Associazione Nazionale Medici Cardiologi Ospedalieri

CONGRESS ABSTRACT

CONGRESS ABSTRACT

DEEP SEPTAL LEFT VENTRICULAR PACING VS HIS BUNDLE PACING: A SINGLE-CENTER EXPERIENCE COMPARISON.

MARINACCIO LEONARDO PIOVE DI SACCO(PADOVA) – OSPEDALE IMMACOLATA CONCEZIONE | PUTORTI FRANCESCO PADOVA(PADOVA) – UNIVERSITA’ DEGLI STUDI DI PADOVA | MARMAI ALBERTO PADOVA(PADOVA) – UNIVERSITA’ DEGLI STUDI DI PADOVA

Introduction: Right ventricular apical pacing (RVAP) causes ventricular dyssynchrony, impairing ventricular function. Biventricular pacing (BVP) improves on RVAP but still has a non-physiological activation pattern. Alternative pacing sites like His Bundle Pacing (HBP) and Left Bundle Branch Area Pacing (LBBaP) address this issue. However, HBP implantation has higher capture thresholds and longer procedures, increasing peri-procedural risks and reducing battery life. LBBaP, defined by MELOS study, resolves the capture threshold issue but may not consistently achieve successful implantation due to strict electrocardiographical signs of success.
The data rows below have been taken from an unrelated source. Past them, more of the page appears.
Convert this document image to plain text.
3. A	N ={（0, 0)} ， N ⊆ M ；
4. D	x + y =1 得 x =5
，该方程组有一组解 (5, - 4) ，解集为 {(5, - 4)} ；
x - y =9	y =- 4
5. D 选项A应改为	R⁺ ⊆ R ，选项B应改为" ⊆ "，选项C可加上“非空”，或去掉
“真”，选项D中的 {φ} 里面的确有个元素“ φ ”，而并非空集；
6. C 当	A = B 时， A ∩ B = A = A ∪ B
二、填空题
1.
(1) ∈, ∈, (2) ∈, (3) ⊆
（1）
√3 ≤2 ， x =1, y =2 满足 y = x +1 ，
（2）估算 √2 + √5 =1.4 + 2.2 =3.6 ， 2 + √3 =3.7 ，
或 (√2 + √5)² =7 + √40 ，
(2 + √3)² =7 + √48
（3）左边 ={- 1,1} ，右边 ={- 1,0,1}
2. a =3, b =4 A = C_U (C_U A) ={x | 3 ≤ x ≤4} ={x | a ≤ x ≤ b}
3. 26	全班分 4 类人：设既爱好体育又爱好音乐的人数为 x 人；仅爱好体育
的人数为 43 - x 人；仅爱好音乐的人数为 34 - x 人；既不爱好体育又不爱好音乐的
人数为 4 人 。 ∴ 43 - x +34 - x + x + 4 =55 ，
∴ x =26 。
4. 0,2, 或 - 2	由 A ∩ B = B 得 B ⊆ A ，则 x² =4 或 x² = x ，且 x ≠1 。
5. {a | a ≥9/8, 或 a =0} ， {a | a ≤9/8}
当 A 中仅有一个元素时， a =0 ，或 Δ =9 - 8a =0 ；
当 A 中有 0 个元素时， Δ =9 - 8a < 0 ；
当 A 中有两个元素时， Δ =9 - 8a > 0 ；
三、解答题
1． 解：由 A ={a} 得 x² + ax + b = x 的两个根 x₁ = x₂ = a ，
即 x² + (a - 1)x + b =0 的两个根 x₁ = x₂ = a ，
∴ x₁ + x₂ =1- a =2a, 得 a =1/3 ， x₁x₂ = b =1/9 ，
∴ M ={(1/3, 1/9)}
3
Deep Septal Left Ventricular Pacing (DSLVP) is an alternative, but more studies are needed. Aim: This study compares HBP and DSLVP, assessing their hemodynamic impact on left ventricular systolic function over a year through semestral re-evaluation. We also evaluate implantation success rates, capture thresholds, and sensing amplitude during follow-up. Methods: This observational retrospective study included 51 patients eligible for bradycardia/resynchronization therapy according to guidelines. Among them, 35 received successful HBP implants, while 16 initially underwent BVP failure and later received DSLVP based on individual anatomic considerations. Patients underwent follow-ups at 6 months and 1 year, where we collected echocardiographic data, capture thresholds, and sensing amplitudes. Results: Both pacing systems demonstrated a comparable increase in Ejection Fraction (EF) from implantation to the end of the follow-up period (HBP: 40% to 46%, p < 0.47; DSLVP: 40% to 48%, p < 0.01). DSLVP did not significantly narrow QRS duration before and after implantation (146 ms vs. 136 ms, p = 0.2). HBP had a 97% implantation success rate (34 out of 35 patients), while DSLVP achieved a 100% success rate (16 out of 16 patients). Capture thresholds and sensing amplitudes remained satisfactory for both techniques, with no significant increases during follow-up (DLVSP: 0.55 V vs. 0.58 V, p > 0.05; HBP: 1.24 V vs. 1.38 V, p > 0.05). However, HBP had significantly higher capture thresholds than DSLVP at both implantation (0.55 V vs. 1.24 V, p < 0.002) and follow-up (0.58 V vs. 1.38 V, p < 0.01). Conclusion: DSLVP offers comparable hemodynamic benefits at implantation and post-implantation results to HBP. Lower capture thresholds in DSLVP extend battery life, making it a valid alternative to HBP.